Japan approves end to ban on military fighting overseas in victory for Shinzo Abe
The reinterpretation of the constitution is seen by many as a shift away from post-war pacifism
Tokyo yesterday lifted a 60-year-old ban that has kept its armed forces from fighting abroad.
It was a move seen by many as the biggest shift away from pacifism since the end of the second world war and a victory for Prime Minister Shinzo Abe as he strives to make Japan a "normal country" again.
The decision to reinterpret the constitution is likely to irritate Japan's neighbours and further divide North Asia. But it will garner support from countries in Southeast Asia seeking an alternative counterbalance - in addition to the United States - to an increasingly assertive China, analysts say.
Watch: Japan expands scope of military despite public anger
The resolution passed by the Japanese cabinet permits the use of a minimum amount of force to defend another country under attack if that nation has close ties with Japan. That right may only be exercised if the attack poses a threat to Japan's existence and if there is no other way of protecting Japanese people.
Beijing was quick to respond, saying Tokyo should refrain from undermining regional peace and stability as well as China's sovereignty and security interests.
"For a long time, the Japanese government has been stirring up trouble on historical issues," Foreign ministry spokesman Hong Lei told a regular press briefing.
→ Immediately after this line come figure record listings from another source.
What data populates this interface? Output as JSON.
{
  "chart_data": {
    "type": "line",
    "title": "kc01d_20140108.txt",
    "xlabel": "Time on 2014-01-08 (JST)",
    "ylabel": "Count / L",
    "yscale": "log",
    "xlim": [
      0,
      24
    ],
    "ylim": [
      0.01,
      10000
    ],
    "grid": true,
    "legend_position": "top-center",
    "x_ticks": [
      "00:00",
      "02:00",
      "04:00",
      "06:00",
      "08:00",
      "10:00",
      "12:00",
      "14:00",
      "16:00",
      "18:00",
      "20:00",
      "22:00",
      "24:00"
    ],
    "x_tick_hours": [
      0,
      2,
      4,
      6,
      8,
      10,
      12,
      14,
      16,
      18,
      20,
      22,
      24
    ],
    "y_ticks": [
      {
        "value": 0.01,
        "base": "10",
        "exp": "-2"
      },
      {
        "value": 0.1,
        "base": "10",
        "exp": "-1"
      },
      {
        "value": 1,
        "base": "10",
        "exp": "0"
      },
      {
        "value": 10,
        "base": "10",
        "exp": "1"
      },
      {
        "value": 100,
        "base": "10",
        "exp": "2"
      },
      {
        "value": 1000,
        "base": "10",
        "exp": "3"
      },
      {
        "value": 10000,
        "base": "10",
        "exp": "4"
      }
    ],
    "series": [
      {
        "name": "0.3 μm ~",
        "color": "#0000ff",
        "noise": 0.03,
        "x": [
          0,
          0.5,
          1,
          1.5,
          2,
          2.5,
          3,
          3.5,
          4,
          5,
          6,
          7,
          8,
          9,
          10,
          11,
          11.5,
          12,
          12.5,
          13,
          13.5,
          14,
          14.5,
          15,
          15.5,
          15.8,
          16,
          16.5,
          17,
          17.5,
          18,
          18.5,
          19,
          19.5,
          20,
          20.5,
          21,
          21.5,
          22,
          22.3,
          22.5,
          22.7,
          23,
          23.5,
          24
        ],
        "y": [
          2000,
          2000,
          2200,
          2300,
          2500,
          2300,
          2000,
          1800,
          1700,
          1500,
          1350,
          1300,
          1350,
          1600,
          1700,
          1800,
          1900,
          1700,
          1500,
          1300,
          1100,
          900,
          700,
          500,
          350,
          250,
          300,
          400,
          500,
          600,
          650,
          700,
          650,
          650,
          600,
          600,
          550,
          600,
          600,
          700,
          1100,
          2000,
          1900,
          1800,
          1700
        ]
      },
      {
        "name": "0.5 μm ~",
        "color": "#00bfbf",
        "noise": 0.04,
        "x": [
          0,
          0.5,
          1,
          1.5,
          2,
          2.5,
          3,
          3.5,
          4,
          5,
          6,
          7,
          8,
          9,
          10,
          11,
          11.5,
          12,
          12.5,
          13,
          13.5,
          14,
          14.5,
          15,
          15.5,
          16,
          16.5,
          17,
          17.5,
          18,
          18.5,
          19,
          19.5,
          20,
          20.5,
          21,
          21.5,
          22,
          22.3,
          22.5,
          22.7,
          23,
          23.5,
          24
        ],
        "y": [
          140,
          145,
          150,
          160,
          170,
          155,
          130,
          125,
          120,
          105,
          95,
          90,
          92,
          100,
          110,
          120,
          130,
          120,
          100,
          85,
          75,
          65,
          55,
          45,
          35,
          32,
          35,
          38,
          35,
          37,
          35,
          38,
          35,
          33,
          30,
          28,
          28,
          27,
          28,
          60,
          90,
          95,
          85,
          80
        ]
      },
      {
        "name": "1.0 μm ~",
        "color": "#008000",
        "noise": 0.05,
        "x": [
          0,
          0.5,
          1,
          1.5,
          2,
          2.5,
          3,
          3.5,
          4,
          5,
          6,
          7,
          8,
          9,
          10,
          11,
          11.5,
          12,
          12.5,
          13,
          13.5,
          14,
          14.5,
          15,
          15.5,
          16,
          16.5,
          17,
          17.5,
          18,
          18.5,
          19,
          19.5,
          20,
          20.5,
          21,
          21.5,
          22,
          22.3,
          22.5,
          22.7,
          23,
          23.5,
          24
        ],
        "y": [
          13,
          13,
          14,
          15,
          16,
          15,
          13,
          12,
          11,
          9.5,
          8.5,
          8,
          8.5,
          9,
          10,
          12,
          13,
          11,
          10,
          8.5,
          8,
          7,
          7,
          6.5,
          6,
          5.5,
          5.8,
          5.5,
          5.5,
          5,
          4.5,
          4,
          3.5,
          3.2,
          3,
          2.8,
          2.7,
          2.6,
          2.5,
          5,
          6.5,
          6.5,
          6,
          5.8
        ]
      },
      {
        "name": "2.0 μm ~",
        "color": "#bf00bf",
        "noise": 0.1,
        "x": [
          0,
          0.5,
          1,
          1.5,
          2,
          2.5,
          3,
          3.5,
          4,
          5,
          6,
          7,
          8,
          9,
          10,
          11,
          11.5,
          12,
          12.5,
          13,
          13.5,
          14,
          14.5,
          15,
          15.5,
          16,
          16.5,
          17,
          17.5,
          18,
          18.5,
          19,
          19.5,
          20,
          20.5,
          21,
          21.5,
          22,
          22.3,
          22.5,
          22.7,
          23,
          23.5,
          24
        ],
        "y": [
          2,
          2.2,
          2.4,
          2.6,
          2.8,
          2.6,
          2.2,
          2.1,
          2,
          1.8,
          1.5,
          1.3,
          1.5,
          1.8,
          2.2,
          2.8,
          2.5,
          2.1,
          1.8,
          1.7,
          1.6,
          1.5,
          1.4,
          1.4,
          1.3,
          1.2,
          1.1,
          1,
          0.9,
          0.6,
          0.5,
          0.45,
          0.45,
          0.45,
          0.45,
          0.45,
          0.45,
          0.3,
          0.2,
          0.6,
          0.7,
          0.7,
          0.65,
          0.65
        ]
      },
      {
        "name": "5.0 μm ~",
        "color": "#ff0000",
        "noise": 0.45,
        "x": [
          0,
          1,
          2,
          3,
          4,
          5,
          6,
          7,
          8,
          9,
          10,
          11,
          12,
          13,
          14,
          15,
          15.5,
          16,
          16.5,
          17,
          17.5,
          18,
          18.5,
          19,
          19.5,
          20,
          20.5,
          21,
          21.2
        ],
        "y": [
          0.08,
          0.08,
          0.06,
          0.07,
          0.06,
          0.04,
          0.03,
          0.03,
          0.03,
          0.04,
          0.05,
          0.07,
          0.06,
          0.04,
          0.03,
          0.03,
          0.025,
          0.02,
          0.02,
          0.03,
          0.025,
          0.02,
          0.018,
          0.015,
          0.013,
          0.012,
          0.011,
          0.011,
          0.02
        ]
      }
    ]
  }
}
"It's only natural for us to wonder if Japan is going to change its path of peaceful development that it has been long pursuing after the [second] world war."
China and South Korea have also been angered by the revisionist views of Abe and his close associates concerning Japan's second world war atrocities. Leaders from both countries have refused to hold bilateral summits with Abe since he returned to power in December 2012.
Lin Xiaoguang, an international relations expert at the Communist Party's Central Party School, said China was likely to step up its propaganda against Japan about wartime history in response.
"Historical documents containing details of Japanese behaviour during the second world war may be released," Lin said.
"Chinese courts may also accept lawsuits against Japanese concerning wartime grievances."
Authorities in South Korea, however, would be forced to give only low-key responses despite government and public concerns over Japan's intention, said Kim Chul-woo, a senior fellow with the Korea Institute for Defence Analyses.
"Because of the confrontational posture from North Korea, the security apparatus in South Korea is [keeping a] low profile ," Kim said. "And the US' strong support for Japan to change its policy has created an awkward situation for the [South] Korean government, particularly for the defence officials. It's very hard for them to openly denounce this."
Most other governments in Asia would quietly welcome a more "normal" Japan, which could use its advanced military to help build their capabilities or offer support in a crisis, said Rory Medcalf, director of the International Security Programme at the Lowy Institute in Australia.
Southeast Asian countries, in particular the Philippines and Vietnam, would hope the shift could allow Japan's maritime self- defence force to play a bigger role in stabilising the South China Sea, where their sovereignty disputes with China are intensifying, said Richard Heydarian, a political science lecturer at Ateneo De Manila University.
"There is a lingering concern over US strategic retrenchment in the region," he said. "So people are looking for an alternative counterweight to China."
Under Abe, Japan has increased military spending and relaxed curbs on military exports.